The Library's old book collections can sometimes surprise us. Now and again bookmarks, pressed flowers, small water colour paintings and engravings turn up, or the cover of a book can be fascinating in itself. An example of this is the book whose cover had been strengthened with uncut playing cards.

Playing cards, recto

Detail

Playing cards, verso
The book, the cover of which had been strengthened with an uncut sheets of playing cards, is called Consilia sive responsa juris, written by the French Professor of Law, Petrus Rebuffus, and printed in Venice in 1588 [Obr. 77:14 fol.]. It came to Sweden as war booty and was part of Magnus Gabriel De la Gardie's library.
The sheets were made with woodcuts and both measure 35 x 24.5 cm, which is the size of the book cover. Both sheets include the words [...] FORSTER KARTEN MAC[H]ER ZU WIEN and the same illustrations.
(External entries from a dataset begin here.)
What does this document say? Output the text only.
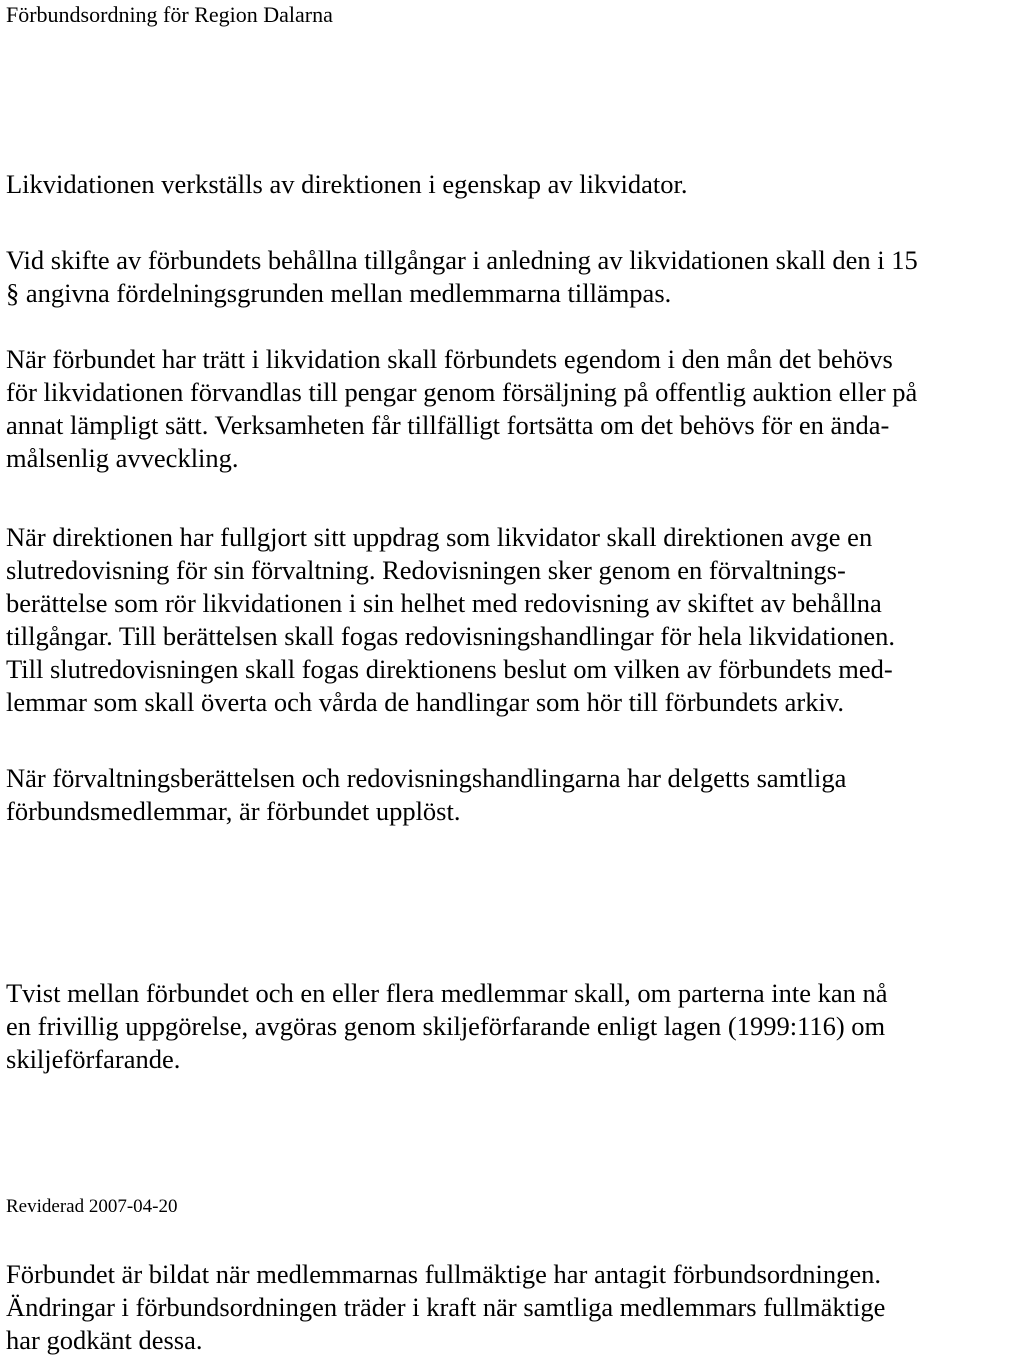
Förbundsordning för Region Dalarna

Likvidationen verkställs av direktionen i egenskap av likvidator.

Vid skifte av förbundets behållna tillgångar i anledning av likvidationen skall den i 15
§ angivna fördelningsgrunden mellan medlemmarna tillämpas.

När förbundet har trätt i likvidation skall förbundets egendom i den mån det behövs
för likvidationen förvandlas till pengar genom försäljning på offentlig auktion eller på
annat lämpligt sätt. Verksamheten får tillfälligt fortsätta om det behövs för en ända-
målsenlig avveckling.

När direktionen har fullgjort sitt uppdrag som likvidator skall direktionen avge en
slutredovisning för sin förvaltning. Redovisningen sker genom en förvaltnings-
berättelse som rör likvidationen i sin helhet med redovisning av skiftet av behållna
tillgångar. Till berättelsen skall fogas redovisningshandlingar för hela likvidationen.
Till slutredovisningen skall fogas direktionens beslut om vilken av förbundets med-
lemmar som skall överta och vårda de handlingar som hör till förbundets arkiv.

När förvaltningsberättelsen och redovisningshandlingarna har delgetts samtliga
förbundsmedlemmar, är förbundet upplöst.

Tvist mellan förbundet och en eller flera medlemmar skall, om parterna inte kan nå
en frivillig uppgörelse, avgöras genom skiljeförfarande enligt lagen (1999:116) om
skiljeförfarande.

Reviderad 2007-04-20

Förbundet är bildat när medlemmarnas fullmäktige har antagit förbundsordningen.
Ändringar i förbundsordningen träder i kraft när samtliga medlemmars fullmäktige
har godkänt dessa.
One of them however has been cut at the bottom and the other at the top, which explains why the illustrations appear differently on the page. The backs are decorated with flowers in a checked pattern of diamonds. The reason the playing cards printed in Vienna landed up in a book printed in Venice is probably because they were there when the book was being bound.
So far we have not found any other examples in the Uppsala University Library of book covers being strengthened with sheets of playing cards but it is not unusual for this kind of material to be used for bookbinding. Both of the sheets used in Rebuffus' work were removed from the book at some time during the 20th century and are now kept with foreign items of historical cultural interest.